Así las cosas, el tribunal debe expedir su resolución, declarando culpable o inocente a Guerrero. Se entiende que un tribunal deportivo está sujeto en su desempeño a una normatividad preestablecida, tal como ocurre con los tribunales de justicia ordinarios. Los jueces, por tanto, están sujetos a dichas reglas, de las cuales no pueden apartarse. El juez es un prisionero del proceso y de la ley, he sostenido siempre. Prisionero del proceso, porque sus fallos deben ajustarse a lo que haya sido probado y demostrado en juicio. Y prisionero de la ley, porque tales fallos deben expedirse dentro del severo marco de la legalidad preexistente.

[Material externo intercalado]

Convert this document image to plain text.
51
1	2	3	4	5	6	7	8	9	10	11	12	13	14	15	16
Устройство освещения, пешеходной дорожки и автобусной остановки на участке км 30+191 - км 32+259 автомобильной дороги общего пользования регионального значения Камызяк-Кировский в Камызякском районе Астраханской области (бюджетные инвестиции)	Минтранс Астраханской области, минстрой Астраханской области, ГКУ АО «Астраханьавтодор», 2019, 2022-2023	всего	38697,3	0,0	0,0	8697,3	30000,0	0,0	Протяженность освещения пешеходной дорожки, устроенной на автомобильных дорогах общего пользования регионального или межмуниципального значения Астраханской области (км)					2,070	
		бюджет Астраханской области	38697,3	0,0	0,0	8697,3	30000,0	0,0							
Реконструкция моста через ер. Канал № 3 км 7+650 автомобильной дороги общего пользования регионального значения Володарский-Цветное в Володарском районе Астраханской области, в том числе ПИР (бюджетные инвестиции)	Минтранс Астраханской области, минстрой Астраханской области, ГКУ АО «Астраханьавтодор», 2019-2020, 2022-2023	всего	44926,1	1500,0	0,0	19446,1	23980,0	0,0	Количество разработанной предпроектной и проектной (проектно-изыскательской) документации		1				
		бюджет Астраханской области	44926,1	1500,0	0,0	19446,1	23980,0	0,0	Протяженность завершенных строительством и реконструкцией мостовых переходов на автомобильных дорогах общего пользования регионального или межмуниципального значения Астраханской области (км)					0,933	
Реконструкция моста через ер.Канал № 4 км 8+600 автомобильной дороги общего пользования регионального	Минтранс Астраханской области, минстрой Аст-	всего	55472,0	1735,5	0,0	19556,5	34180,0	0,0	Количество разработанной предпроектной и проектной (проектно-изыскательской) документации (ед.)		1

En cuanto a los hechos, las informaciones recibidas ponen en evidencia que el descubrimiento de sustancia tóxica y prohibida en el cuerpo del futbolista es un acontecimiento circunstancial y aislado, que no responde a una conducta habitual. Entonces, tal presencia fortuita puede deberse a que el futbolista consumió algún alimento que lo contenía y que al momento de efectuar los análisis pertinentes dio lugar al resultado positivo que sirvió de cabeza del proceso abierto contra Paolo Guerrero.

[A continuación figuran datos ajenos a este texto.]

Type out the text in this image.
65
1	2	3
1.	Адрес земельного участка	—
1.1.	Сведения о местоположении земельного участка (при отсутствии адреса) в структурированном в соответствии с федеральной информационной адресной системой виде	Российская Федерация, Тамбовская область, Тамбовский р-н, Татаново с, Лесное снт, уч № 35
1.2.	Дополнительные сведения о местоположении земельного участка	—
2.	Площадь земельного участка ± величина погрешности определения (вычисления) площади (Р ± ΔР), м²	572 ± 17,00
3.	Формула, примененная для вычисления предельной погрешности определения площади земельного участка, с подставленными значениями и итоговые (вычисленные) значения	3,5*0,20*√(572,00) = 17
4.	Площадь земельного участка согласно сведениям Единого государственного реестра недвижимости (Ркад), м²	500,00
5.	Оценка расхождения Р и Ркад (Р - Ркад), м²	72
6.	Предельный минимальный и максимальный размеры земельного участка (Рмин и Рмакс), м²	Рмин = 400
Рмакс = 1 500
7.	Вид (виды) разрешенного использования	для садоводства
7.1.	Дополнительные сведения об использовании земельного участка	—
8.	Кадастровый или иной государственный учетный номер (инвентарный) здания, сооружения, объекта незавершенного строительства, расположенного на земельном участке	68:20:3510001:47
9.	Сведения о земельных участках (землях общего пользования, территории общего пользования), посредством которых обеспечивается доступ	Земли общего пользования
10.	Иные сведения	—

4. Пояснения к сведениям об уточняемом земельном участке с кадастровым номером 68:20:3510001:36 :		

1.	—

Si a través del bagaje probatorio aportado por la defensa de Guerrero se acredita, precisamente, esto último, o sea que hubo consumo de alguna sustancia alimenticia con presencia de algún elemento que, a su vez, se evidenció en los análisis correspondientes, lo único que quedaría pendiente de establecer es la intencionalidad con la cual actuó el deportista investigado. Si lo hizo a propósito, o sea con intención, no cabe duda que es responsable y merece una sanción. Pero si lo hizo involuntariamente, su responsabilidad está del todo excluida y la resolución final del tribunal disciplinario no puede ser otra que la absolución.

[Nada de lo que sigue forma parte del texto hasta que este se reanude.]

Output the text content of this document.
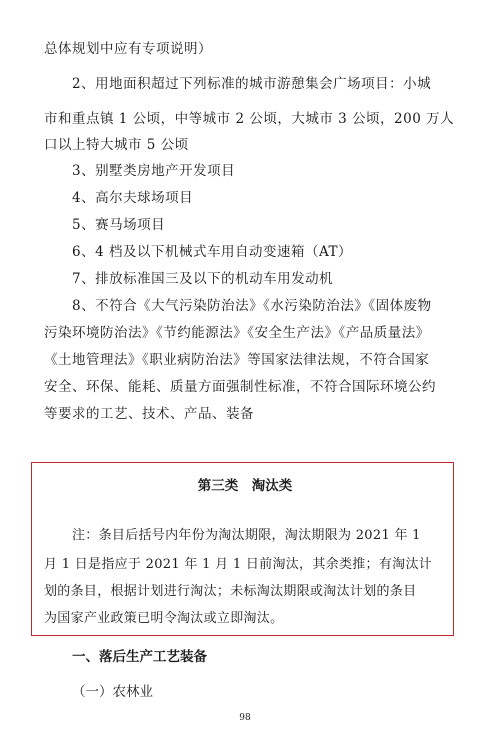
总体规划中应有专项说明）
2、用地面积超过下列标准的城市游憩集会广场项目：小城
市和重点镇 1 公顷，中等城市 2 公顷，大城市 3 公顷，200 万人
口以上特大城市 5 公顷
3、别墅类房地产开发项目
4、高尔夫球场项目
5、赛马场项目
6、4 档及以下机械式车用自动变速箱（AT）
7、排放标准国三及以下的机动车用发动机
8、不符合《大气污染防治法》《水污染防治法》《固体废物
污染环境防治法》《节约能源法》《安全生产法》《产品质量法》
《土地管理法》《职业病防治法》等国家法律法规，不符合国家
安全、环保、能耗、质量方面强制性标准，不符合国际环境公约
等要求的工艺、技术、产品、装备
第三类　淘汰类
注：条目后括号内年份为淘汰期限，淘汰期限为 2021 年 1
月 1 日是指应于 2021 年 1 月 1 日前淘汰，其余类推；有淘汰计
划的条目，根据计划进行淘汰；未标淘汰期限或淘汰计划的条目
为国家产业政策已明令淘汰或立即淘汰。
一、落后生产工艺装备
（一）农林业
98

Si la resolución pendiente se publica en los próximos días y la misma tiene el carácter absolutorio que sostengo, Paolo Guerrero estaría en aptitud de formar parte del grupo de jugadores que el entrenador Ricardo Gareca debe inscribir en un futuro muy cercano, para el Mundial Rusia 2018. De esa manera el Perú podría contar con los servicios de un futbolista que al momento parece encontrarse en el ápice de su carrera.

Esperemos, pues, que la FIFA y su tribunal de justicia se desempeñen dentro del marco de sus normas y con sometimiento a criterios de aceptación universal en cuanto a la apreciación de hechos, incriminaciones y responsabilidades. No siempre la FIFA ha conducido sus determinaciones dentro de tales parámetros. Por ello, en esta oportunidad las legiones de aficionados peruanos al fútbol aguardan una resolución legal y justa.